Hoeven Outlines Need for Streamlined Permitting for Energy Infrastructure
Senator Advancing Legislation to Address Delays in Infrastructure Approvals
WASHINGTON – At a recent hearing of the Senate Energy and Natural Resources Committee, Senator John Hoeven outlined the need to improve the permitting process for energy infrastructure, such as pipelines and electrical transmission lines. Hoeven addressed the complexities in federal and state permitting with the hearing’s panel, which included representatives from the energy industry and regulatory compliance experts, stressing how long, multi-year delays in project approvals create uncertainty, hurt the grid’s ability to meet energy demands and undermine economic growth.
“When there is a need for power, whether it be for natural gas or electricity, we can’t wait anywhere between three to seven years or more to deliver that service,” Hoeven said. “This uncertainty makes it tremendously difficult for businesses to invest in new operations, especially ones that are energy intensive, such as manufacturing. Further, instability and insufficient power in the grid greatly affect our citizens’ quality of life, potentially leading to life-threatening situations. That’s why we are working through legislation like my North American Energy Infrastructure Act and other measures to streamline this complex process and help meet the infrastructure demands of our nation’s economy.”
This hearing is timely for North Dakota, with oil and gas production in the Bakken region projected to increase. The state already produces six times more energy than it consumes, including recent all-time-high production rates of more than 2.3 million cubic feet of natural gas and 1.24 million barrels of oil each day. This reinforces the need to ensure energy can be transported from where it is produced to where it is consumed.

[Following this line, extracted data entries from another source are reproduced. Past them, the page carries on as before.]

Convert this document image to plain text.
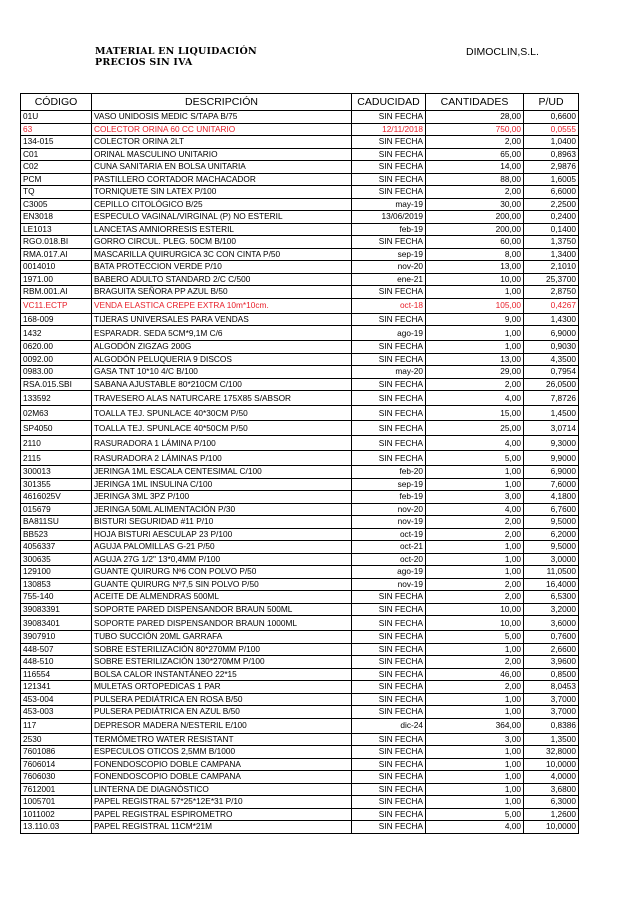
MATERIAL EN LIQUIDACIÓN
PRECIOS SIN IVA
DIMOCLIN,S.L.
CÓDIGO	DESCRIPCIÓN	CADUCIDAD	CANTIDADES	P/UD
01U	VASO UNIDOSIS MEDIC S/TAPA B/75	SIN FECHA	28,00	0,6600
63	COLECTOR ORINA 60 CC UNITARIO	12/11/2018	750,00	0,0555
134-015	COLECTOR ORINA 2LT	SIN FECHA	2,00	1,0400
C01	ORINAL MASCULINO UNITARIO	SIN FECHA	65,00	0,8963
C02	CUNA SANITARIA EN BOLSA UNITARIA	SIN FECHA	14,00	2,9876
PCM	PASTILLERO CORTADOR MACHACADOR	SIN FECHA	88,00	1,6005
TQ	TORNIQUETE SIN LATEX P/100	SIN FECHA	2,00	6,6000
C3005	CEPILLO CITOLÓGICO B/25	may-19	30,00	2,2500
EN3018	ESPECULO VAGINAL/VIRGINAL (P) NO ESTERIL	13/06/2019	200,00	0,2400
LE1013	LANCETAS AMNIORRESIS ESTERIL	feb-19	200,00	0,1400
RGO.018.BI	GORRO CIRCUL. PLEG. 50CM B/100	SIN FECHA	60,00	1,3750
RMA.017.AI	MASCARILLA QUIRURGICA 3C CON CINTA P/50	sep-19	8,00	1,3400
0014010	BATA PROTECCION VERDE P/10	nov-20	13,00	2,1010
1971.00	BABERO ADULTO STANDARD 2/C C/500	ene-21	10,00	25,3700
RBM.001.AI	BRAGUITA SEÑORA PP AZUL B/50	SIN FECHA	1,00	2,8750
VC11.ECTP	VENDA ELASTICA CREPE EXTRA 10m*10cm.	oct-18	105,00	0,4267
168-009	TIJERAS UNIVERSALES PARA VENDAS	SIN FECHA	9,00	1,4300
1432	ESPARADR. SEDA 5CM*9,1M C/6	ago-19	1,00	6,9000
0620.00	ALGODÓN ZIGZAG 200G	SIN FECHA	1,00	0,9030
0092.00	ALGODÓN PELUQUERIA 9 DISCOS	SIN FECHA	13,00	4,3500
0983.00	GASA TNT 10*10 4/C B/100	may-20	29,00	0,7954
RSA.015.SBI	SABANA AJUSTABLE 80*210CM C/100	SIN FECHA	2,00	26,0500
133592	TRAVESERO ALAS NATURCARE 175X85 S/ABSOR	SIN FECHA	4,00	7,8726
02M63	TOALLA TEJ. SPUNLACE 40*30CM P/50	SIN FECHA	15,00	1,4500
SP4050	TOALLA TEJ. SPUNLACE 40*50CM P/50	SIN FECHA	25,00	3,0714
2110	RASURADORA 1 LÁMINA P/100	SIN FECHA	4,00	9,3000
2115	RASURADORA 2 LÁMINAS P/100	SIN FECHA	5,00	9,9000
300013	JERINGA 1ML ESCALA CENTESIMAL C/100	feb-20	1,00	6,9000
301355	JERINGA 1ML INSULINA C/100	sep-19	1,00	7,6000
4616025V	JERINGA 3ML 3PZ P/100	feb-19	3,00	4,1800
015679	JERINGA 50ML ALIMENTACIÓN P/30	nov-20	4,00	6,7600
BA811SU	BISTURI SEGURIDAD #11 P/10	nov-19	2,00	9,5000
BB523	HOJA BISTURI AESCULAP 23 P/100	oct-19	2,00	6,2000
4056337	AGUJA PALOMILLAS G-21 P/50	oct-21	1,00	9,5000
300635	AGUJA 27G 1/2" 13*0,4MM P/100	oct-20	1,00	3,0000
129100	GUANTE QUIRURG Nº6 CON POLVO P/50	ago-19	1,00	11,0500
130853	GUANTE QUIRURG Nº7,5 SIN POLVO P/50	nov-19	2,00	16,4000
755-140	ACEITE DE ALMENDRAS 500ML	SIN FECHA	2,00	6,5300
39083391	SOPORTE PARED DISPENSANDOR BRAUN 500ML	SIN FECHA	10,00	3,2000
39083401	SOPORTE PARED DISPENSANDOR BRAUN 1000ML	SIN FECHA	10,00	3,6000
3907910	TUBO SUCCIÓN 20ML GARRAFA	SIN FECHA	5,00	0,7600
448-507	SOBRE ESTERILIZACIÓN 80*270MM P/100	SIN FECHA	1,00	2,6600
448-510	SOBRE ESTERILIZACIÓN 130*270MM P/100	SIN FECHA	2,00	3,9600
116554	BOLSA CALOR INSTANTÁNEO 22*15	SIN FECHA	46,00	0,8500
121341	MULETAS ORTOPEDICAS 1 PAR	SIN FECHA	2,00	8,0453
453-004	PULSERA PEDIÁTRICA EN ROSA B/50	SIN FECHA	1,00	3,7000
453-003	PULSERA PEDIÁTRICA EN AZUL B/50	SIN FECHA	1,00	3,7000
117	DEPRESOR MADERA N/ESTERIL E/100	dic-24	364,00	0,8386
2530	TERMÓMETRO WATER RESISTANT	SIN FECHA	3,00	1,3500
7601086	ESPECULOS OTICOS 2,5MM B/1000	SIN FECHA	1,00	32,8000
7606014	FONENDOSCOPIO DOBLE CAMPANA	SIN FECHA	1,00	10,0000
7606030	FONENDOSCOPIO DOBLE CAMPANA	SIN FECHA	1,00	4,0000
7612001	LINTERNA DE DIAGNÓSTICO	SIN FECHA	1,00	3,6800
1005701	PAPEL REGISTRAL 57*25*12E*31 P/10	SIN FECHA	1,00	6,3000
1011002	PAPEL REGISTRAL ESPIROMETRO	SIN FECHA	5,00	1,2600
13.110.03	PAPEL REGISTRAL 11CM*21M	SIN FECHA	4,00	10,0000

To this end, Hoeven recently reintroduced his North American Energy Infrastructure Act, legislation that would prevent unnecessary delays for important energy infrastructure projects that cross national boundaries between the U.S. and Canada or Mexico. Among other things, the bill would eliminate the Presidential Permit requirement for cross-border projects and put the decision making into the hands of appropriate agencies.
Hoeven is also working to address the backlog of permit applications at the Bureau of Land Management (BLM) for oil and gas wells, as well as gas-gathering infrastructure. Hoeven’s BLM Mineral Spacing Act would help accomplish this by waiving the requirement for a federal permit when less than 50 percent of subsurface minerals are owned or held in trust by the federal government and there is no federal surface land. This would help free up BLM’s staff and resources and address the backlog of applications for permit to drill (APD) on federal lands. Further, the senator helped introduce the bipartisan Natural Gas Gathering Enhancement Act last Congress, which would set deadlines for and expedite the permitting of natural gas gathering lines on federal and Indian land.
Hoeven’s efforts dovetail with an executive order issued by the president last year to streamline the review and permitting process for major infrastructure projects. Specifically, the order implemented a single, streamlined policy for federal decisions, with all relevant agencies working under a lead agency and signing a joint Record of Decision. The order also set a two-year goal to process all environmental documents for all major infrastructure projects.